Analyzing real-world data allows the companies to improve their algorithms. This is the same sort of reason why Google offered “Goog 411” speech recognition directory assistance for a while—to hone its voice recognition algorithms for Google Voice voicemail transcription. Of course, sending data back from your computer is a good bit more personal than recording when you ask for a phone number.

Another thing modern operating systems do has to do with location monitoring. Modern operating systems take a snapshot of what Wi-Fi networks are in range when your device checks its location, and send that upstream so that they can improve their location-sensing database for devices that don’t have GPS.

Also, whenever your Windows 10 device has a software glitch, it will send at least some information about your system up to the cloud to help Microsoft figure out and fix what went wrong in future patches. Unless you have Windows 10 Enterprise Edition, you can’t turn this off.

Most information the operating systems collect is filed under an anonymous identifier, and generally only examined in aggregate, which is some reassurance. But people who are concerned about privacy may not be sanguine about it nonetheless.

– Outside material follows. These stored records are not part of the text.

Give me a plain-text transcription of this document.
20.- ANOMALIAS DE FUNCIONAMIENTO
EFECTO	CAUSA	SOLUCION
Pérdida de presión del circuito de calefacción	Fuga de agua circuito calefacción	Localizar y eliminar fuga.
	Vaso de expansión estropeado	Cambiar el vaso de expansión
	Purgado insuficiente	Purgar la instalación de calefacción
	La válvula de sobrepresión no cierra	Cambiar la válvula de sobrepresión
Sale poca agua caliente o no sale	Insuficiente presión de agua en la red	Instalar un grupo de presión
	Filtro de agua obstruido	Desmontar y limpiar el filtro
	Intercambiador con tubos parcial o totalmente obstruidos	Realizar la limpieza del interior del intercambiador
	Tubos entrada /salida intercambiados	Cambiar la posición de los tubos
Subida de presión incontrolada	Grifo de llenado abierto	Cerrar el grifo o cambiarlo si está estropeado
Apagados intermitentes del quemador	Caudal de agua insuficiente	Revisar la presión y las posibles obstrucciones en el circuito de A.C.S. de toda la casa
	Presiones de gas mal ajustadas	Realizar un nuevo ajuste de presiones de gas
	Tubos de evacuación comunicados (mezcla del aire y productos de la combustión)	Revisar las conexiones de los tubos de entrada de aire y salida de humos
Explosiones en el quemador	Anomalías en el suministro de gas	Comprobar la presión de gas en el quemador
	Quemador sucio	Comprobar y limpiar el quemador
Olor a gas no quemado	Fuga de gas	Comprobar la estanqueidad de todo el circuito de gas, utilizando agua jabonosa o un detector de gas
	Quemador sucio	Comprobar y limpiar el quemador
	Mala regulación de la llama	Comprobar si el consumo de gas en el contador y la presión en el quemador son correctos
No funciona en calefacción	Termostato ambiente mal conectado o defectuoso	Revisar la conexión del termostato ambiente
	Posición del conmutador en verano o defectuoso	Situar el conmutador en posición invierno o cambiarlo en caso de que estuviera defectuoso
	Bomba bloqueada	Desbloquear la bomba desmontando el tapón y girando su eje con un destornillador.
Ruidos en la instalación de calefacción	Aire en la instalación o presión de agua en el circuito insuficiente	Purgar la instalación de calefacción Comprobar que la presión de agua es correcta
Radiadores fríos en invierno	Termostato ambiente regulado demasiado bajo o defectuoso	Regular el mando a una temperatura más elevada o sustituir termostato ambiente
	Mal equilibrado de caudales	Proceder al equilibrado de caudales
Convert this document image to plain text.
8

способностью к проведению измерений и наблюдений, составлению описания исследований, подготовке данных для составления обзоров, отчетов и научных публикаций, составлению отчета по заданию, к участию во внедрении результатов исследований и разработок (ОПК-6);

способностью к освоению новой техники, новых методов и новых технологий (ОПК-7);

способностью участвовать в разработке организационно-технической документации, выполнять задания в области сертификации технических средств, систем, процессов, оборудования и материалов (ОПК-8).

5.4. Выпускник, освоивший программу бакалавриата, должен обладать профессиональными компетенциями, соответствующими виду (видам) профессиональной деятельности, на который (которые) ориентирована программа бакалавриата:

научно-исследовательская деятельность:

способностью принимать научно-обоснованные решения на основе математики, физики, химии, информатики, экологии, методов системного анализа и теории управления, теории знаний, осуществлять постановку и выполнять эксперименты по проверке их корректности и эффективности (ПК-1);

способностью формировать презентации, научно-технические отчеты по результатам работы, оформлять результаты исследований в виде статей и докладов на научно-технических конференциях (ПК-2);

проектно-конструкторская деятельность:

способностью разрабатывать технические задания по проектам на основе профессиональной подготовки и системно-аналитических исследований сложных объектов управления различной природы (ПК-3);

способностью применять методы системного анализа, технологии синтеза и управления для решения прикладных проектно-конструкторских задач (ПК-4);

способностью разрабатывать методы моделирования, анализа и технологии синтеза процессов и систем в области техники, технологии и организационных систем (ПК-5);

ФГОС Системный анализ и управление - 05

The problem is that as operating systems in general attempt to become more useful to people, anticipating things they want to do in order to help do them better, this is going to become more or less endemic. Using older operating systems will work for a while, but not forever—they’ll become less and less useful over time as they stop being updated.

More and more these days, it seems the way a lot of people think about privacy is to console themselves that they’re too unimportant and anonymous for anyone to worry about wanting to track. But that’s only true until you’re not. Who knows whose attention you’ll attract tomorrow? And at least some of that information can be subpoenaed.

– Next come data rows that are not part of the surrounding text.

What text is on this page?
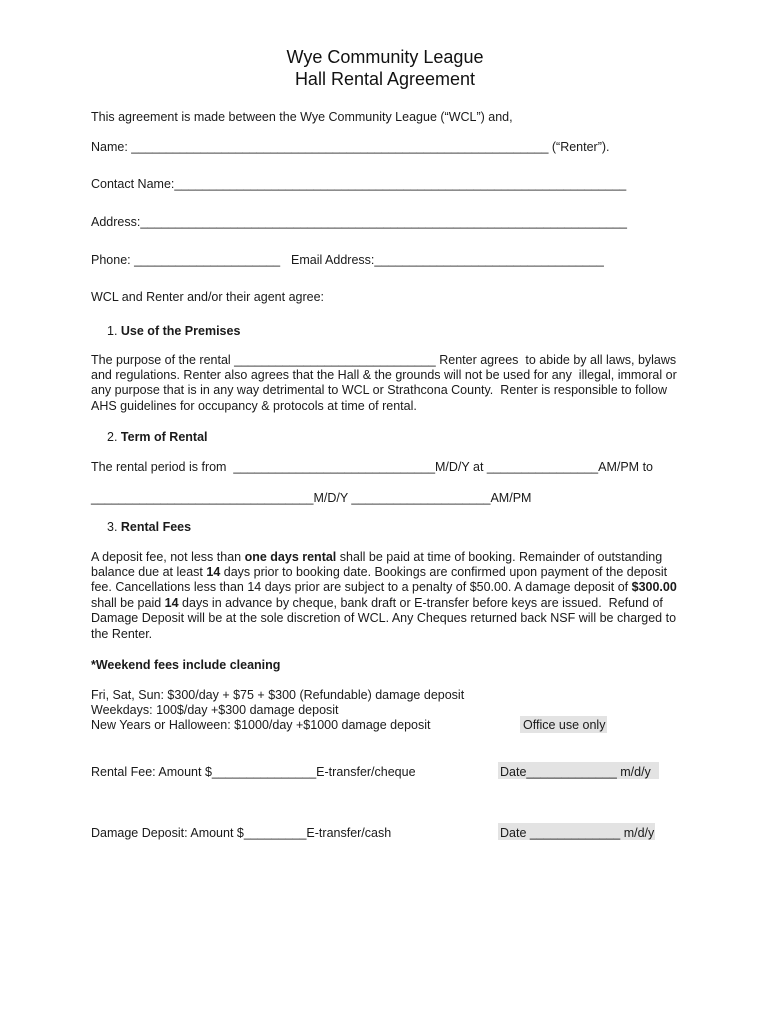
Wye Community League
Hall Rental Agreement
This agreement is made between the Wye Community League (“WCL”) and,
Name: ____________________________________________________________ (“Renter”).
Contact Name:_________________________________________________________________
Address:______________________________________________________________________
Phone: _____________________ Email Address:_________________________________
WCL and Renter and/or their agent agree:
1. Use of the Premises
The purpose of the rental _____________________________ Renter agrees  to abide by all laws, bylaws
and regulations. Renter also agrees that the Hall & the grounds will not be used for any  illegal, immoral or
any purpose that is in any way detrimental to WCL or Strathcona County.  Renter is responsible to follow
AHS guidelines for occupancy & protocols at time of rental.
2. Term of Rental
The rental period is from  _____________________________M/D/Y at ________________AM/PM to
________________________________M/D/Y ____________________AM/PM
3. Rental Fees
A deposit fee, not less than one days rental shall be paid at time of booking. Remainder of outstanding
balance due at least 14 days prior to booking date. Bookings are confirmed upon payment of the deposit
fee. Cancellations less than 14 days prior are subject to a penalty of $50.00. A damage deposit of $300.00
shall be paid 14 days in advance by cheque, bank draft or E-transfer before keys are issued.  Refund of
Damage Deposit will be at the sole discretion of WCL. Any Cheques returned back NSF will be charged to
the Renter.
*Weekend fees include cleaning
Fri, Sat, Sun: $300/day + $75 + $300 (Refundable) damage deposit
Weekdays: 100$/day +$300 damage deposit
New Years or Halloween: $1000/day +$1000 damage deposit	Office use only
Rental Fee: Amount $_______________E-transfer/cheque	Date_____________ m/d/y
Damage Deposit: Amount $_________E-transfer/cash	Date _____________ m/d/y
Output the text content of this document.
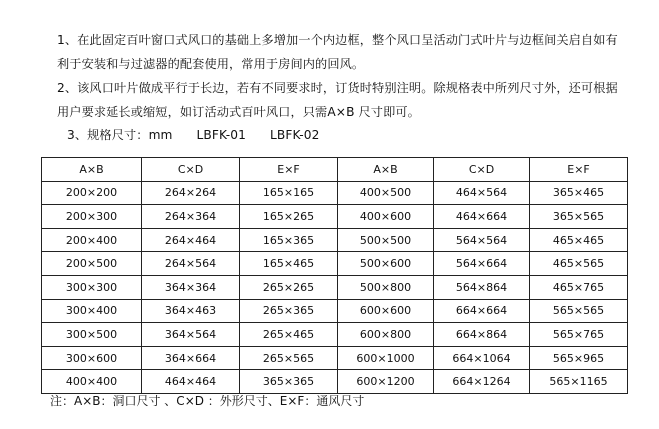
1、在此固定百叶窗口式风口的基础上多增加一个内边框，整个风口呈活动门式叶片与边框间关启自如有
利于安装和与过滤器的配套使用，常用于房间内的回风。
2、该风口叶片做成平行于长边，若有不同要求时，订货时特别注明。除规格表中所列尺寸外，还可根据
用户要求延长或缩短，如订活动式百叶风口，只需A×B 尺寸即可。
3、规格尺寸：mm LBFK-01 LBFK-02
A×B	C×D	E×F	A×B	C×D	E×F
200×200	264×264	165×165	400×500	464×564	365×465
200×300	264×364	165×265	400×600	464×664	365×565
200×400	264×464	165×365	500×500	564×564	465×465
200×500	264×564	165×465	500×600	564×664	465×565
300×300	364×364	265×265	500×800	564×864	465×765
300×400	364×463	265×365	600×600	664×664	565×565
300×500	364×564	265×465	600×800	664×864	565×765
300×600	364×664	265×565	600×1000	664×1064	565×965
400×400	464×464	365×365	600×1200	664×1264	565×1165
注：A×B：洞口尺寸 、C×D ：外形尺寸、E×F：通风尺寸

It seems unlikely the trend in making operating systems more useful is going to reverse. So where does that leave us?


  1. Well, I don’t know, I don’t seem to have that much trouble with my linux boxes phoning home. Sure, Firefox is getting snoopier, but I can still turn most of that off. A good ad blocker, Ghostery and mac address spoofing help my laptop blend into the scenery. So rather than “modern operating systems,” I’d say it like it is – “Windows, Mac and Chrome are gradually eroding user privacy”.

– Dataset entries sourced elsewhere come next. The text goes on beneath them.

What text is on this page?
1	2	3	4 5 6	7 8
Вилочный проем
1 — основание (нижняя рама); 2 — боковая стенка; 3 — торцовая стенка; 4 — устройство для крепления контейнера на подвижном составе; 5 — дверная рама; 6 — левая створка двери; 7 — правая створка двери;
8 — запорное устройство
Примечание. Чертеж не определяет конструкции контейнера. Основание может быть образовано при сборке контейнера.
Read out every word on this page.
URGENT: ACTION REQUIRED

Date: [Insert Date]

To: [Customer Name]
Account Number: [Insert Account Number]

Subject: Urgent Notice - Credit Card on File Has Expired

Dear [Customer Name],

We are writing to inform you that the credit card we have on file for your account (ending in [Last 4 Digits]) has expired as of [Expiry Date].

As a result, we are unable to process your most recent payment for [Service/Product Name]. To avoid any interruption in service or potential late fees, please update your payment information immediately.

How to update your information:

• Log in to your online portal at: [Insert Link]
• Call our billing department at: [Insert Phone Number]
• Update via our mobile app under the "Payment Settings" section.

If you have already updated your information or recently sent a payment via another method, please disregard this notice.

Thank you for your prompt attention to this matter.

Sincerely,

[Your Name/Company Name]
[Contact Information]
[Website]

  2. Linux can be a useful tool for some users, but it has its limitations, especially if you want to buy software, digital music, or ebooks. I’m sure the true believers will pipe in and say DRM free files will run on Linux just fine, which is more or less true, but depending on your personal preferences, the DRM-free selection are kind of slim.

    But what will really piss me off is the possibility of selling this data to advertising and marketing companies. What I want to buy, where I buy it, and when I buy it is my own bloody business, and I don’t need ads to help me along. But that is probably the direction we’re headed.